While our study provides a population-based assessment of diarrhoea management practices, we acknowledge certain limitations. First, in our assessment of antibiotics-use, we did not determine whether the antibiotic was self-prescribed or prescribed by a medical care provider. Second, our analysis of provider practice patterns may not have been adequately powered to detect a difference in practice styles between public and private clinics. Finally, we acknowledge that there may be a ‘desirability bias’ by relying on report by the parent or caretaker.

Conclusions

Our findings provide insights for health education efforts to improve the household management of diarrhoea in Nicaragua.
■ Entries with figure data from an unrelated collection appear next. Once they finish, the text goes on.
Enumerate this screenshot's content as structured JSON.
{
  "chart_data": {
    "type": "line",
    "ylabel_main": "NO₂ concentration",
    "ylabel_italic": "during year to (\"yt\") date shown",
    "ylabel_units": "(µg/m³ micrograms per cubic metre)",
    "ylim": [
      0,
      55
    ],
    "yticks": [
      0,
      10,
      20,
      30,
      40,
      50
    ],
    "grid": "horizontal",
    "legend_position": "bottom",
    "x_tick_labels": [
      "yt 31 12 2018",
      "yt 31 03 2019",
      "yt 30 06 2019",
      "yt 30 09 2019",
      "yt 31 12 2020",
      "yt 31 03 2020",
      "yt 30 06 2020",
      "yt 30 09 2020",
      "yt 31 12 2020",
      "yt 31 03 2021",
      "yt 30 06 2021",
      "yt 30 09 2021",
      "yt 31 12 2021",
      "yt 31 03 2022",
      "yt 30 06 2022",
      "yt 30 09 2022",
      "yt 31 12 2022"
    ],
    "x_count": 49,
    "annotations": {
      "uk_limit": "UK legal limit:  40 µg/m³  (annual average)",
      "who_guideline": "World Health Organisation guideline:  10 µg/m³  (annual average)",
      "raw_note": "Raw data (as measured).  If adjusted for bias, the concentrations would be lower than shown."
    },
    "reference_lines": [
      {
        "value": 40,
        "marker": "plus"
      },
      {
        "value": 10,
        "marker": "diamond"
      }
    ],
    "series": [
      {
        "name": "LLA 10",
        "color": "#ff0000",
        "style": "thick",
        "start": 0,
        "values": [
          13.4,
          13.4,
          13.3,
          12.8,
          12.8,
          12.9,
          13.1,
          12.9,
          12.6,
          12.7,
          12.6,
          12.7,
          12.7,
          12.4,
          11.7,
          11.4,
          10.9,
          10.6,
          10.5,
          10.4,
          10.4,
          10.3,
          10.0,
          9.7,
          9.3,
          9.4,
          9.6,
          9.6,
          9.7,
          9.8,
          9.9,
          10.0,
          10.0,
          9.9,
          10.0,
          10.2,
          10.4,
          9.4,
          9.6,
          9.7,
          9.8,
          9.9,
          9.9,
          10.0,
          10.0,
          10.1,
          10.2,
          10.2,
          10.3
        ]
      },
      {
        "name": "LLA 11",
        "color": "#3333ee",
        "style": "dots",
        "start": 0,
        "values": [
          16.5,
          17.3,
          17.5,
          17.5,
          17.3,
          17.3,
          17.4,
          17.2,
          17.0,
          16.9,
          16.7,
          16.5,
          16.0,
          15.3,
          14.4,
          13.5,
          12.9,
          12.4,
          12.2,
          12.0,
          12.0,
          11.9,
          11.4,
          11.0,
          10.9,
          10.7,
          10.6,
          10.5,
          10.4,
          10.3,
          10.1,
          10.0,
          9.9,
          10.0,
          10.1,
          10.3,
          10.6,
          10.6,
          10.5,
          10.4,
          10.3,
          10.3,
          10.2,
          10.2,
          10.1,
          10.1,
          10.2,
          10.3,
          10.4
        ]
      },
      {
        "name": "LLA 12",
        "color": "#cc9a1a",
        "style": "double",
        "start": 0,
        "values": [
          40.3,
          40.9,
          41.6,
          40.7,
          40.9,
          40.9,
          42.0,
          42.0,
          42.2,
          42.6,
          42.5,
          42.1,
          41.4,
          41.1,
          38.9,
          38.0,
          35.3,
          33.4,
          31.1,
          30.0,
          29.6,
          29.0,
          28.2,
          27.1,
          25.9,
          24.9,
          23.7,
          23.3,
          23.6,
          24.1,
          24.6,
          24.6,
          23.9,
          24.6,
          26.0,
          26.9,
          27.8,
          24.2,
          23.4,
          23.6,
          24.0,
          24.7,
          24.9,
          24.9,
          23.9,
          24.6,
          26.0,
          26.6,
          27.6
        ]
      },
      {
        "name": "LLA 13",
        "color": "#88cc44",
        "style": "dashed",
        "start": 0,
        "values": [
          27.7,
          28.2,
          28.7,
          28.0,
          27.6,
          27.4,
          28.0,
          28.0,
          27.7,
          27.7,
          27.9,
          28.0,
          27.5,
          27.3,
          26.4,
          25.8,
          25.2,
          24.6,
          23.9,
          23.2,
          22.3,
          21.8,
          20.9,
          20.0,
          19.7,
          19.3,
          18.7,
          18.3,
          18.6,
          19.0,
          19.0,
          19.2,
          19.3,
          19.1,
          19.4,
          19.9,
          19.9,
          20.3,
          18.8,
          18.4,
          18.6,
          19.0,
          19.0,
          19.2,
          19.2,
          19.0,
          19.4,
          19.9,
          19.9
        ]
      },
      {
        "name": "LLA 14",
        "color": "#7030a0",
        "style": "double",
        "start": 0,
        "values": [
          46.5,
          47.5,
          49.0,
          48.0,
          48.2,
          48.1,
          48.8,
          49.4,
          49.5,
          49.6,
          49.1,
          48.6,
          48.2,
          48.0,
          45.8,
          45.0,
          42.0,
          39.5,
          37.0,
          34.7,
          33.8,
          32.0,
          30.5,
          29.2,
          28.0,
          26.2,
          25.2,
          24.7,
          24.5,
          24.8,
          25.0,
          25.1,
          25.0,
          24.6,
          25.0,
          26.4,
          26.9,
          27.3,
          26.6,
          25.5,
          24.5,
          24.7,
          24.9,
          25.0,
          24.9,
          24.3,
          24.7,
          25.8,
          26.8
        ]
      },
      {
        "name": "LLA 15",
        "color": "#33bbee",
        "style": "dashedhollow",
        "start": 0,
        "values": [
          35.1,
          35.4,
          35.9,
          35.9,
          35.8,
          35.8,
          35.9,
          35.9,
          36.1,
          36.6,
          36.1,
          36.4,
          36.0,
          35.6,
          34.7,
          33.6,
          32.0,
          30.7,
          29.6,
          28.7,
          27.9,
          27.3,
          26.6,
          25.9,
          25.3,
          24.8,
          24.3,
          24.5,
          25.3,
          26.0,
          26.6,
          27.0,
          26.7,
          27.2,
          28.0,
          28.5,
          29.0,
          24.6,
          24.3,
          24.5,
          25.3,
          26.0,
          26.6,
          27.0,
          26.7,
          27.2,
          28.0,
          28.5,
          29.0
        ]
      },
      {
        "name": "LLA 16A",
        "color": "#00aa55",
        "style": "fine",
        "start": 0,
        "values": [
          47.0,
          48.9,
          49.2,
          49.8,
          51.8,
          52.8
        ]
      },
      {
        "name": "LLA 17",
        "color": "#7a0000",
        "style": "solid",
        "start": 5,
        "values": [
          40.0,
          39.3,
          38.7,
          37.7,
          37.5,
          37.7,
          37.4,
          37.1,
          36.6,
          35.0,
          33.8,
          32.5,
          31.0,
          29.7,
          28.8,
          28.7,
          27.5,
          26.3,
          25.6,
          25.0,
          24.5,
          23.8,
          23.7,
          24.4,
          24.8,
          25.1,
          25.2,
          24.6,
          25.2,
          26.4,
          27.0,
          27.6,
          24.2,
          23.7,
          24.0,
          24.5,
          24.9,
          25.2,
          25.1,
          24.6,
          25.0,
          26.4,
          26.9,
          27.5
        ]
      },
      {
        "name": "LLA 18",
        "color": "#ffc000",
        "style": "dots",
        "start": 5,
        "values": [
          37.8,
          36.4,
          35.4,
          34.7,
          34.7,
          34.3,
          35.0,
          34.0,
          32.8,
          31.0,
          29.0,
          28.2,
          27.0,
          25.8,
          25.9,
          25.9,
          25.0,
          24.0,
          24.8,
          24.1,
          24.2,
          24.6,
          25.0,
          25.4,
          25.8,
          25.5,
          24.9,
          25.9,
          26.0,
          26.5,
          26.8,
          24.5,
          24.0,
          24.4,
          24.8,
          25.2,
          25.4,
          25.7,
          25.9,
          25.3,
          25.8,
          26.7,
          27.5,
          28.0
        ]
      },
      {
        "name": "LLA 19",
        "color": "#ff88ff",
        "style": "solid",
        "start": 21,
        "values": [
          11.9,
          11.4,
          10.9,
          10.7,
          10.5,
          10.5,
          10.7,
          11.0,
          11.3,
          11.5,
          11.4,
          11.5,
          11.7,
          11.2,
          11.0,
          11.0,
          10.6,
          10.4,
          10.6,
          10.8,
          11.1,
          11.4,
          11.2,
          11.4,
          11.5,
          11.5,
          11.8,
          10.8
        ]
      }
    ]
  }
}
Parents and caretakers should be encouraged not to withhold high-protein foods during diarrhoeal episodes, and the benefits of continued breastfeeding during diarrhoea should be emphasized. Further studies should evaluate the reasons behind low adherence to guidelines which recommend zinc supplementation and the best methods to promote the appropriate management of diarrhoea in communities.

ACKNOWLEDGEMENTS

We would like to thank the home interviewers and the participating families for their contributions to this study. Dr. Becker-Dreps is supported by 5K01TW008401-04 from the Fogarty International Center at the US National Institutes of Health.